Founded in 2017, ZenLedger intends to use this latest funding round to launch a dashboard that integrates crypto portfolio tracking and tax details into one regularly-updated destination. The startup has now raised a total of $11.5 million in funding to date. ZenLedger claims to have boosted its customer base and revenue by more than 500% apiece on a year-over-year basis, with some $5 billion worth of crypto transactions processed to date.
Bloccelerate VC led this latest Series A funding round. Along with Cuban’s Radical Ventures, new investors G1 VC, Borderless Capital, 4RC, Centrality, BIGG Digital Assets, and CoinGecko participated in the round, as well as new angel investors Jon Staenberg and Darren Lau. Previous investors Vestigo Ventures, Castle Island Ventures, Migration Capital, Blackwater Capital, and Karl Muth all recommitted with this latest round.
The United States government has gradually stepped up its enforcement of crypto tax reporting in recent years.
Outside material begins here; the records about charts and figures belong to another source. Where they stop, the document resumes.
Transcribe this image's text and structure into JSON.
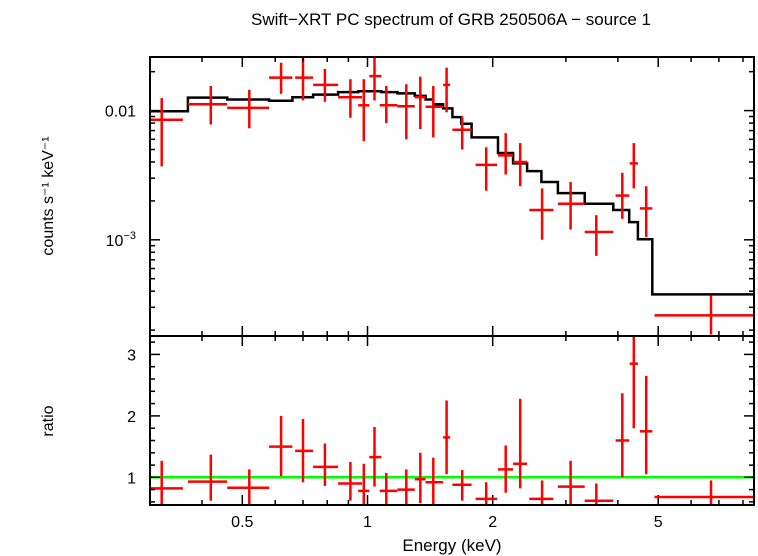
{
  "title": "Swift−XRT PC spectrum of GRB 250506A − source 1",
  "colors": {
    "data": "#ff0000",
    "model": "#000000",
    "ratio_line": "#00ff00",
    "frame": "#000000"
  },
  "chart_data": [
    {
      "type": "scatter",
      "panel": "spectrum",
      "xscale": "log",
      "yscale": "log",
      "xlim": [
        0.3,
        8.5
      ],
      "ylim": [
        0.00018,
        0.026
      ],
      "ylabel": "counts s⁻¹ keV⁻¹",
      "ytick_labels": [
        {
          "value": 0.01,
          "label": "0.01",
          "sup": ""
        },
        {
          "value": 0.001,
          "label": "10",
          "sup": "−3"
        }
      ],
      "series": [
        {
          "points": [
            {
              "x": 0.32,
              "xlo": 0.3,
              "xhi": 0.36,
              "y": 0.0085,
              "ylo": 0.0037,
              "yhi": 0.0125
            },
            {
              "x": 0.42,
              "xlo": 0.37,
              "xhi": 0.46,
              "y": 0.0112,
              "ylo": 0.0078,
              "yhi": 0.0155
            },
            {
              "x": 0.52,
              "xlo": 0.46,
              "xhi": 0.58,
              "y": 0.0105,
              "ylo": 0.0073,
              "yhi": 0.0145
            },
            {
              "x": 0.62,
              "xlo": 0.58,
              "xhi": 0.66,
              "y": 0.018,
              "ylo": 0.0135,
              "yhi": 0.0235
            },
            {
              "x": 0.7,
              "xlo": 0.67,
              "xhi": 0.74,
              "y": 0.018,
              "ylo": 0.012,
              "yhi": 0.026
            },
            {
              "x": 0.79,
              "xlo": 0.74,
              "xhi": 0.85,
              "y": 0.0158,
              "ylo": 0.0117,
              "yhi": 0.021
            },
            {
              "x": 0.91,
              "xlo": 0.85,
              "xhi": 0.97,
              "y": 0.0127,
              "ylo": 0.0088,
              "yhi": 0.0175
            },
            {
              "x": 0.98,
              "xlo": 0.95,
              "xhi": 1.01,
              "y": 0.011,
              "ylo": 0.0058,
              "yhi": 0.0175
            },
            {
              "x": 1.04,
              "xlo": 1.01,
              "xhi": 1.08,
              "y": 0.0185,
              "ylo": 0.012,
              "yhi": 0.026
            },
            {
              "x": 1.11,
              "xlo": 1.07,
              "xhi": 1.18,
              "y": 0.011,
              "ylo": 0.008,
              "yhi": 0.0155
            },
            {
              "x": 1.24,
              "xlo": 1.18,
              "xhi": 1.3,
              "y": 0.0108,
              "ylo": 0.006,
              "yhi": 0.016
            },
            {
              "x": 1.34,
              "xlo": 1.3,
              "xhi": 1.38,
              "y": 0.0127,
              "ylo": 0.0072,
              "yhi": 0.0183
            },
            {
              "x": 1.44,
              "xlo": 1.38,
              "xhi": 1.52,
              "y": 0.0107,
              "ylo": 0.0062,
              "yhi": 0.0155
            },
            {
              "x": 1.55,
              "xlo": 1.52,
              "xhi": 1.58,
              "y": 0.0158,
              "ylo": 0.0097,
              "yhi": 0.0215
            },
            {
              "x": 1.69,
              "xlo": 1.6,
              "xhi": 1.78,
              "y": 0.0071,
              "ylo": 0.005,
              "yhi": 0.009
            },
            {
              "x": 1.93,
              "xlo": 1.82,
              "xhi": 2.05,
              "y": 0.0038,
              "ylo": 0.0024,
              "yhi": 0.0052
            },
            {
              "x": 2.15,
              "xlo": 2.06,
              "xhi": 2.24,
              "y": 0.0045,
              "ylo": 0.0032,
              "yhi": 0.0067
            },
            {
              "x": 2.33,
              "xlo": 2.24,
              "xhi": 2.42,
              "y": 0.004,
              "ylo": 0.0026,
              "yhi": 0.0056
            },
            {
              "x": 2.63,
              "xlo": 2.45,
              "xhi": 2.8,
              "y": 0.0017,
              "ylo": 0.001,
              "yhi": 0.0025
            },
            {
              "x": 3.08,
              "xlo": 2.87,
              "xhi": 3.33,
              "y": 0.0019,
              "ylo": 0.0012,
              "yhi": 0.0028
            },
            {
              "x": 3.55,
              "xlo": 3.33,
              "xhi": 3.9,
              "y": 0.00115,
              "ylo": 0.00075,
              "yhi": 0.00155
            },
            {
              "x": 4.1,
              "xlo": 3.95,
              "xhi": 4.26,
              "y": 0.0022,
              "ylo": 0.00145,
              "yhi": 0.0033
            },
            {
              "x": 4.37,
              "xlo": 4.27,
              "xhi": 4.47,
              "y": 0.0039,
              "ylo": 0.0025,
              "yhi": 0.0056
            },
            {
              "x": 4.68,
              "xlo": 4.52,
              "xhi": 4.84,
              "y": 0.00175,
              "ylo": 0.00105,
              "yhi": 0.0026
            },
            {
              "x": 6.7,
              "xlo": 4.9,
              "xhi": 8.5,
              "y": 0.00026,
              "ylo": 0.000185,
              "yhi": 0.00037
            }
          ]
        }
      ],
      "model": {
        "edges": [
          0.3,
          0.37,
          0.46,
          0.58,
          0.66,
          0.74,
          0.85,
          0.95,
          1.08,
          1.18,
          1.3,
          1.38,
          1.44,
          1.52,
          1.6,
          1.68,
          1.78,
          2.06,
          2.24,
          2.42,
          2.62,
          2.87,
          3.33,
          3.9,
          4.26,
          4.47,
          4.84,
          8.5
        ],
        "values": [
          0.0099,
          0.0126,
          0.0122,
          0.0119,
          0.0127,
          0.0133,
          0.0139,
          0.0141,
          0.0139,
          0.0136,
          0.013,
          0.0122,
          0.0112,
          0.0104,
          0.0089,
          0.0079,
          0.0062,
          0.0047,
          0.0039,
          0.0034,
          0.0028,
          0.0023,
          0.0019,
          0.0017,
          0.00137,
          0.00101,
          0.000378
        ]
      }
    },
    {
      "type": "scatter",
      "panel": "ratio",
      "xscale": "log",
      "yscale": "linear",
      "xlim": [
        0.3,
        8.5
      ],
      "ylim": [
        0.55,
        3.3
      ],
      "xlabel": "Energy (keV)",
      "ylabel": "ratio",
      "xticks": [
        0.5,
        1,
        2,
        5
      ],
      "xtick_labels": [
        "0.5",
        "1",
        "2",
        "5"
      ],
      "yticks": [
        1,
        2,
        3
      ],
      "ytick_labels": [
        "1",
        "2",
        "3"
      ],
      "reference_line": 1,
      "series": [
        {
          "points": [
            {
              "x": 0.32,
              "xlo": 0.3,
              "xhi": 0.36,
              "y": 0.82,
              "ylo": 0.55,
              "yhi": 1.27
            },
            {
              "x": 0.42,
              "xlo": 0.37,
              "xhi": 0.46,
              "y": 0.93,
              "ylo": 0.62,
              "yhi": 1.37
            },
            {
              "x": 0.52,
              "xlo": 0.46,
              "xhi": 0.58,
              "y": 0.83,
              "ylo": 0.55,
              "yhi": 1.13
            },
            {
              "x": 0.62,
              "xlo": 0.58,
              "xhi": 0.66,
              "y": 1.5,
              "ylo": 1.02,
              "yhi": 2.0
            },
            {
              "x": 0.7,
              "xlo": 0.67,
              "xhi": 0.74,
              "y": 1.43,
              "ylo": 0.92,
              "yhi": 1.95
            },
            {
              "x": 0.79,
              "xlo": 0.74,
              "xhi": 0.85,
              "y": 1.17,
              "ylo": 0.86,
              "yhi": 1.55
            },
            {
              "x": 0.91,
              "xlo": 0.85,
              "xhi": 0.97,
              "y": 0.9,
              "ylo": 0.62,
              "yhi": 1.25
            },
            {
              "x": 0.98,
              "xlo": 0.95,
              "xhi": 1.01,
              "y": 0.78,
              "ylo": 0.55,
              "yhi": 1.22
            },
            {
              "x": 1.04,
              "xlo": 1.01,
              "xhi": 1.08,
              "y": 1.33,
              "ylo": 0.85,
              "yhi": 1.82
            },
            {
              "x": 1.11,
              "xlo": 1.07,
              "xhi": 1.18,
              "y": 0.78,
              "ylo": 0.55,
              "yhi": 1.07
            },
            {
              "x": 1.24,
              "xlo": 1.18,
              "xhi": 1.3,
              "y": 0.8,
              "ylo": 0.55,
              "yhi": 1.13
            },
            {
              "x": 1.34,
              "xlo": 1.3,
              "xhi": 1.38,
              "y": 0.97,
              "ylo": 0.58,
              "yhi": 1.4
            },
            {
              "x": 1.44,
              "xlo": 1.38,
              "xhi": 1.52,
              "y": 0.92,
              "ylo": 0.55,
              "yhi": 1.32
            },
            {
              "x": 1.55,
              "xlo": 1.52,
              "xhi": 1.58,
              "y": 1.65,
              "ylo": 1.05,
              "yhi": 2.25
            },
            {
              "x": 1.69,
              "xlo": 1.6,
              "xhi": 1.78,
              "y": 0.88,
              "ylo": 0.62,
              "yhi": 1.12
            },
            {
              "x": 1.93,
              "xlo": 1.82,
              "xhi": 2.05,
              "y": 0.65,
              "ylo": 0.55,
              "yhi": 0.92
            },
            {
              "x": 2.15,
              "xlo": 2.06,
              "xhi": 2.24,
              "y": 1.13,
              "ylo": 0.75,
              "yhi": 1.52
            },
            {
              "x": 2.33,
              "xlo": 2.24,
              "xhi": 2.42,
              "y": 1.22,
              "ylo": 0.82,
              "yhi": 2.28
            },
            {
              "x": 2.63,
              "xlo": 2.45,
              "xhi": 2.8,
              "y": 0.65,
              "ylo": 0.55,
              "yhi": 0.95
            },
            {
              "x": 3.08,
              "xlo": 2.87,
              "xhi": 3.33,
              "y": 0.85,
              "ylo": 0.55,
              "yhi": 1.27
            },
            {
              "x": 3.55,
              "xlo": 3.33,
              "xhi": 3.9,
              "y": 0.62,
              "ylo": 0.55,
              "yhi": 0.9
            },
            {
              "x": 4.1,
              "xlo": 3.95,
              "xhi": 4.26,
              "y": 1.6,
              "ylo": 1.0,
              "yhi": 2.37
            },
            {
              "x": 4.37,
              "xlo": 4.27,
              "xhi": 4.47,
              "y": 2.85,
              "ylo": 1.8,
              "yhi": 3.3
            },
            {
              "x": 4.68,
              "xlo": 4.52,
              "xhi": 4.84,
              "y": 1.75,
              "ylo": 1.05,
              "yhi": 2.65
            },
            {
              "x": 6.7,
              "xlo": 4.9,
              "xhi": 8.5,
              "y": 0.68,
              "ylo": 0.55,
              "yhi": 0.95
            }
          ]
        }
      ]
    }
  ]
}
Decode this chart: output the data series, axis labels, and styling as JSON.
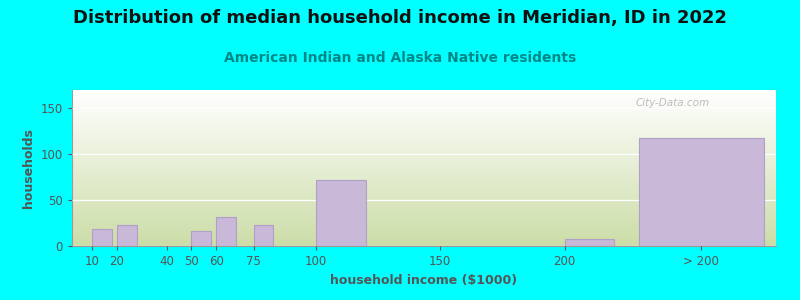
{
  "title": "Distribution of median household income in Meridian, ID in 2022",
  "subtitle": "American Indian and Alaska Native residents",
  "xlabel": "household income ($1000)",
  "ylabel": "households",
  "background_color": "#00FFFF",
  "plot_bg_top": "#FFFFFF",
  "plot_bg_bottom": "#CCDDA8",
  "bar_color": "#C9B8D8",
  "bar_edge_color": "#B0A0C8",
  "categories": [
    "10",
    "20",
    "40",
    "50",
    "60",
    "75",
    "100",
    "150",
    "200",
    "> 200"
  ],
  "values": [
    19,
    23,
    0,
    16,
    32,
    23,
    72,
    0,
    8,
    118
  ],
  "bar_positions": [
    10,
    20,
    40,
    50,
    60,
    75,
    100,
    150,
    200,
    230
  ],
  "bar_widths": [
    8,
    8,
    0,
    8,
    8,
    8,
    20,
    0,
    20,
    50
  ],
  "xlim": [
    2,
    285
  ],
  "ylim": [
    0,
    170
  ],
  "yticks": [
    0,
    50,
    100,
    150
  ],
  "tick_positions": [
    10,
    20,
    40,
    50,
    60,
    75,
    100,
    150,
    200,
    255
  ],
  "tick_labels": [
    "10",
    "20",
    "40",
    "50",
    "60",
    "75",
    "100",
    "150",
    "200",
    "> 200"
  ],
  "title_fontsize": 13,
  "subtitle_fontsize": 10,
  "axis_label_fontsize": 9,
  "tick_fontsize": 8.5,
  "watermark": "City-Data.com"
}
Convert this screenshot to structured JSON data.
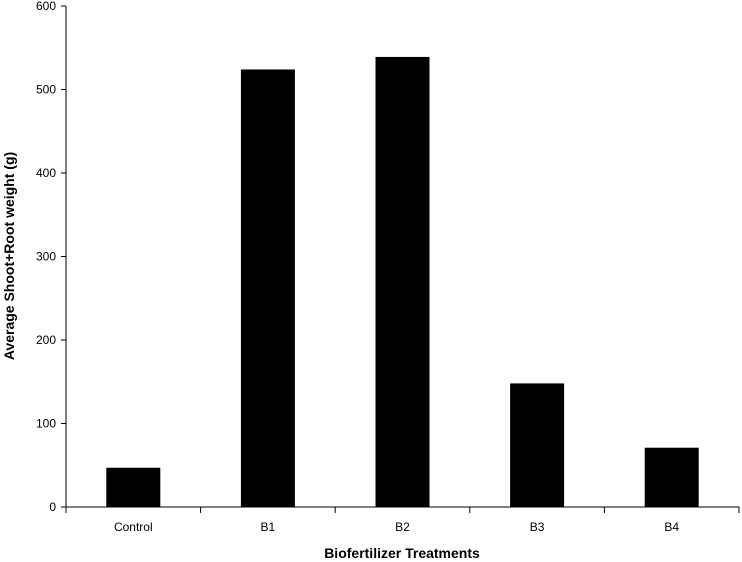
{
  "chart_data": {
    "type": "bar",
    "title": "",
    "xlabel": "Biofertilizer Treatments",
    "ylabel": "Average Shoot+Root weight (g)",
    "categories": [
      "Control",
      "B1",
      "B2",
      "B3",
      "B4"
    ],
    "values": [
      47,
      524,
      539,
      148,
      71
    ],
    "ylim": [
      0,
      600
    ],
    "yticks": [
      0,
      100,
      200,
      300,
      400,
      500,
      600
    ],
    "grid": false,
    "legend": "none",
    "bar_color": "#000000"
  }
}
The Internal Revenue Service (IRS) sent warning letters to more than 10,000 crypto users in 2019 and 2020, and added a prominent question about cryptocurrency usage to its 1040 form for the 2020 tax year.
Congress aims to generate as much as $28 billion for its infrastructure bill by expanding the definition of a crypto broker for tax purposes, but crypto industry advocates claim that it will increase financial surveillance. Critics also allege that the language—which was tweaked and refined over the weekend—is currently too vague and could affect network participants who cannot feasibly comply with increased reporting demands, such as cryptocurrency miners and transaction validators for proof-of-stake blockchain networks.
The Electronic Frontier Foundation (EFF) has criticized the bill, and crypto think tank Coin Center and other industry representatives are working with US Senators to amend the bill before it potentially passes and is sent on to the House of Representatives.